Well,
here is what it says.
And it’s pretty much what I said: the CoE got rid of bishops. Since that is where your clergy got their orders, they only got what the bishop-less CoE had to give. Which is unfortunately nothing.
I hope you don’t blame the Catholic Church for your own communion going Calvinist and losing its orders. Leo XIII was the messenger. He didn’t do the damage.
Figured you were off looking for it.
No mention of Calvinist in
AC, except talking about the French Calvinist gentleman, which is not the point of the Bull.
What is says is that through adoption of an invalid form in the Ordinal (no mention of sacerdotal sacrifice) and through an assumed invalid intent, in using that form, the Apostolic succession was broken, not that the CoE got rid of bishops. There were still bishops about who had been consecrated with
Pontificale Romanum. No point is given for this, but it is usually taken to be in 1559, with the consecration of Archbishop Parker. Both points (intent and form) have to be taken together, since there existed (and still do) Rites which everyone says convey valid orders, validly, which likewise do not mention sacrifice.
Intent, as the Bull says, is rarely assessed, it being an interior state. If other sacramental parts are not questionable, it is normally assumed that intent is valid
also; that is,
facere quod facit eccelsia. Unless something permits a
determinatio ex adiunctus. In
AC, that is taken to be use of the form, as constructed by whom, and when, it was.
It is not a totally unreasonable point. To see it argued well, read Clark’s ANGLICAN ORDERS AND DEFECT OF INTENTION. To see it opposed, (IMO, successfully) see Hughes’ STEWARDS OF THE LORD.
The subject is one that bears a certain similarity to Henry’s Great matter, in that is has political and theological and personal aspects. To see these at work, try Hughes’ ABSOLUTELY NULL AND UTTERLY VOID. I’ve found these three books, in my 10 years of reading on the matter (so to speak) are the best treatments I have found, on both sides.

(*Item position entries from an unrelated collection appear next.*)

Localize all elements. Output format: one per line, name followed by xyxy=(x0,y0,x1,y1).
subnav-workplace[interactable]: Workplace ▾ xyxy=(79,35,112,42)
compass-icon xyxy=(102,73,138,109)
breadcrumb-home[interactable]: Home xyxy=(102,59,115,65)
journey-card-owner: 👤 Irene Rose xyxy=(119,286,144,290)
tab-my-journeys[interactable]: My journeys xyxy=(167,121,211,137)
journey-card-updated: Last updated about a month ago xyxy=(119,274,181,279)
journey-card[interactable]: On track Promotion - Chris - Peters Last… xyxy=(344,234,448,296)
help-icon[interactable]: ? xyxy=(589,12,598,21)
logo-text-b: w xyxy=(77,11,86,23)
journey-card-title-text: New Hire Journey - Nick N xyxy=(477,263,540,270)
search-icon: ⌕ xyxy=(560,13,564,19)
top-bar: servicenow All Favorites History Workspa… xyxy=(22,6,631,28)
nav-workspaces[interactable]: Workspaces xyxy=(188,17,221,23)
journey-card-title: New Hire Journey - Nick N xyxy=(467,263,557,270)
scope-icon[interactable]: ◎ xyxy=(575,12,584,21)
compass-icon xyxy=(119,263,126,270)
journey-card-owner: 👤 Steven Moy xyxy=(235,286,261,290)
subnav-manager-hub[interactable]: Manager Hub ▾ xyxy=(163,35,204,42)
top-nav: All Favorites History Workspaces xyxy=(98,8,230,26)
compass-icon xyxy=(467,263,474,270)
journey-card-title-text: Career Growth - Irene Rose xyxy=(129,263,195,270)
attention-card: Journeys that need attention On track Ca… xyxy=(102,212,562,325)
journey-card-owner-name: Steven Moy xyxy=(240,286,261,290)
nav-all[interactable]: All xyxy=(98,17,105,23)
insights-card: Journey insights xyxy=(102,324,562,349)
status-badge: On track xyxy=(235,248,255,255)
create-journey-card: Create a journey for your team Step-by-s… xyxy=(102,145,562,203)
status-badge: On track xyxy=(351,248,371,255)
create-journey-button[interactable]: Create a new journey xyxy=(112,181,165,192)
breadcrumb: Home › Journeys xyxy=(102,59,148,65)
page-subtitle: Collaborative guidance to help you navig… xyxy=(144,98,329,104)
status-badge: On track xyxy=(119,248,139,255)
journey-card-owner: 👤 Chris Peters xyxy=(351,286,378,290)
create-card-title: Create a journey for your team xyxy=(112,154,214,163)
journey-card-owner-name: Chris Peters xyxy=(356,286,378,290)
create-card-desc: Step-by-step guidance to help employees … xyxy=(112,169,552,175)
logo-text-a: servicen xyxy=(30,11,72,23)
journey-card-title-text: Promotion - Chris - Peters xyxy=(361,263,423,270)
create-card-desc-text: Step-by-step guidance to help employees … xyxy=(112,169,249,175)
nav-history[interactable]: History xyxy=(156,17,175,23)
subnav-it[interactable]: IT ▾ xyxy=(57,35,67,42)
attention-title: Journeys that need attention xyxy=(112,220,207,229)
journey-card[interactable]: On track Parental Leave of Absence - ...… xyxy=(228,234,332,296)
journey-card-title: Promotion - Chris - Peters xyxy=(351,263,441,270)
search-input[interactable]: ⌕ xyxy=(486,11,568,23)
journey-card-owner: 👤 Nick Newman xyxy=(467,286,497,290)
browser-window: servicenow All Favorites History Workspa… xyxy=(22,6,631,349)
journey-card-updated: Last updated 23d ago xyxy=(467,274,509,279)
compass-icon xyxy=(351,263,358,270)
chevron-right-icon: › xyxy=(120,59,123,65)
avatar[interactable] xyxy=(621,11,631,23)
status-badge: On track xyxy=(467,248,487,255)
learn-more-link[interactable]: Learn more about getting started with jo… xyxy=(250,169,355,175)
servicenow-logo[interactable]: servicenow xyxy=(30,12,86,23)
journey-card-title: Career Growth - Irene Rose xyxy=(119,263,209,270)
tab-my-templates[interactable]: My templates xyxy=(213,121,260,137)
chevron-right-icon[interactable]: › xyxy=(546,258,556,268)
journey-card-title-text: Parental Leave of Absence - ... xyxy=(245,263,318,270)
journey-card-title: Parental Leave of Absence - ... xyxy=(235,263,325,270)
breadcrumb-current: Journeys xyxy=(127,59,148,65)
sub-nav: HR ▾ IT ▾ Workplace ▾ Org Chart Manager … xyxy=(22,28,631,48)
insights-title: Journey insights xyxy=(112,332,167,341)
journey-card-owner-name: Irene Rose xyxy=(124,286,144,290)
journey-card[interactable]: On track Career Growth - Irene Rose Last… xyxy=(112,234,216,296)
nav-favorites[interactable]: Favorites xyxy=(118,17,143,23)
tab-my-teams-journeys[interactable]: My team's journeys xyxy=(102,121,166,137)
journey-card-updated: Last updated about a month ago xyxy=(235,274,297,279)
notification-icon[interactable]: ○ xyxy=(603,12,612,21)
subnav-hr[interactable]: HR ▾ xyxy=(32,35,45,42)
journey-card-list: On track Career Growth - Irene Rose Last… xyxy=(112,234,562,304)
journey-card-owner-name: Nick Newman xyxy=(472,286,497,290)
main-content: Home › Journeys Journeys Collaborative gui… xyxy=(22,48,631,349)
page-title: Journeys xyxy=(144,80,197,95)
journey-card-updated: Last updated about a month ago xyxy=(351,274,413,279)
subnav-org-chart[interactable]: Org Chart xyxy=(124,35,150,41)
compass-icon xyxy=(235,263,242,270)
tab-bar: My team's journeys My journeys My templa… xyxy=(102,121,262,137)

After considering such things, one can move on to considering the impact of the joint consecrations between the OC-Utrecht and Anglicans, post 1932, and the same between the PNCC and Anglicans, post 1946, with the infusion of their episcopal lines.
In all, I certainly urge you to affirm what the RCC requires you to affirm (and that was emphasized by then Cardinal Ratzinger, in 1998), on the subject. Anglicans will likely affirm something else.
No, I’m not blaming the RCC for the status of Anglican orders. Though I might have a word with Herbert, Cardinal Vaughan, given a chance.